Dans l’œuvre d’Eliza Douglas tout semble sortir de l’ombre et de la nuit du temps : mais tout s’agite dans un mixage d’abstraction et de figuration, de dilatation et de dilution non sans douceur et une forme de légèreté de l’être. Chez l’artiste américaine, qui fut d’abord employée dans un salon de coiffure, fit des études de sociologie (en hommage à une grand-mère engagée dans la contreculture lesbienne) avant d’entreprendre celles d’art, le féminisme n’est jamais appuyé.
Il reste bien plus subtil et incisif à travers des pans où apparaissent (entre autres) textiles et bras en des mises en demeure au sein d’une conquête de la fragilité et de la ténuité des êtres.
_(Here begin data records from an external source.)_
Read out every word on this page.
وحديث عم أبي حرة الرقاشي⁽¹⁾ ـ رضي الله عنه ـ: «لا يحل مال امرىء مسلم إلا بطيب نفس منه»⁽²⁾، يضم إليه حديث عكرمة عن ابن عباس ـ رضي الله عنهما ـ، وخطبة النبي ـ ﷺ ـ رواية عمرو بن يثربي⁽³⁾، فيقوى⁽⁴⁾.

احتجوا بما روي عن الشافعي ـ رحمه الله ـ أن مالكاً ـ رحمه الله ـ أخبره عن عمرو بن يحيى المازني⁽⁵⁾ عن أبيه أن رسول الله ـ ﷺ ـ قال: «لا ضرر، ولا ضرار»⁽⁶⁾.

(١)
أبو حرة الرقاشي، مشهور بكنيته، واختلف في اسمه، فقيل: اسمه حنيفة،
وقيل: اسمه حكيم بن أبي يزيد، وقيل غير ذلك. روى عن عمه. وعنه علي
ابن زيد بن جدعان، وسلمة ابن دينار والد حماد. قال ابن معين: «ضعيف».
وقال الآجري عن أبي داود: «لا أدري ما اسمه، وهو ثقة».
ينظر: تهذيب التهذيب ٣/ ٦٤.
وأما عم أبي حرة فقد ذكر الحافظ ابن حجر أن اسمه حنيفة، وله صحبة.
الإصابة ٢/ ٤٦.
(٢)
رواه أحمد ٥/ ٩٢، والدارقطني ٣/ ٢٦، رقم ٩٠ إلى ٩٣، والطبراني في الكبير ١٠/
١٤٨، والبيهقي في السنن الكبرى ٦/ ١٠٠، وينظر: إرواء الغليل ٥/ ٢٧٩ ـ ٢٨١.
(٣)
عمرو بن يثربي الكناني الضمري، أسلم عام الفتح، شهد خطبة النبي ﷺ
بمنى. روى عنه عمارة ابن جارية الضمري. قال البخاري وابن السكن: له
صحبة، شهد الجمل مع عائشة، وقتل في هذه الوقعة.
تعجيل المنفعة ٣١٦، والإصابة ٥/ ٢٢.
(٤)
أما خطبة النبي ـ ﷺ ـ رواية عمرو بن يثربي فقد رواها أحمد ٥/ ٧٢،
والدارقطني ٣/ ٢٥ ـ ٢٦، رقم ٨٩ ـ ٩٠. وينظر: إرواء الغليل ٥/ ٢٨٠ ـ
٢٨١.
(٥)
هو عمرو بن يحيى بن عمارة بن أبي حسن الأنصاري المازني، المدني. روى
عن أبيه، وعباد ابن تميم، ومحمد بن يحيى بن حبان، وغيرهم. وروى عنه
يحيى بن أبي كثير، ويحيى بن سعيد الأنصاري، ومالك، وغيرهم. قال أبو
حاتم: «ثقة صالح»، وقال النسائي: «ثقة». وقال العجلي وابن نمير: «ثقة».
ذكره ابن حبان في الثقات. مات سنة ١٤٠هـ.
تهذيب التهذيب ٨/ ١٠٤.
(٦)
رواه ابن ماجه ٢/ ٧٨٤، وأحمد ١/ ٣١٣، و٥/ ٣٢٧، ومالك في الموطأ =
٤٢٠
Il ne reste parfois que le presque rien du corps même s’il semble démesuré, l’à-peine coloré. Ne surgit que le silence. L’évidement en ce qui devient soudain la seule évidence. Perdure une circulation proche de l’absurde, des mouvements anonymes dans un endroit inconnu presque vide : désert plus que désert mais qu’on ne peut nommer.
Et où il faut pourtant bien enfoncer des racines, même si nous savons bien que le terrain où le hasard a planté ces radicelles n’est rien que néant mais où poussent les valeurs humaines que les mâles ont trop souvent bafouées et que les bras d’Eliza Douglas appellent.
jean-paul gavard-perret
Eliza Douglas, New Paintings, Jewish Museum, New York du 4 Mai au 21 octobre 2018.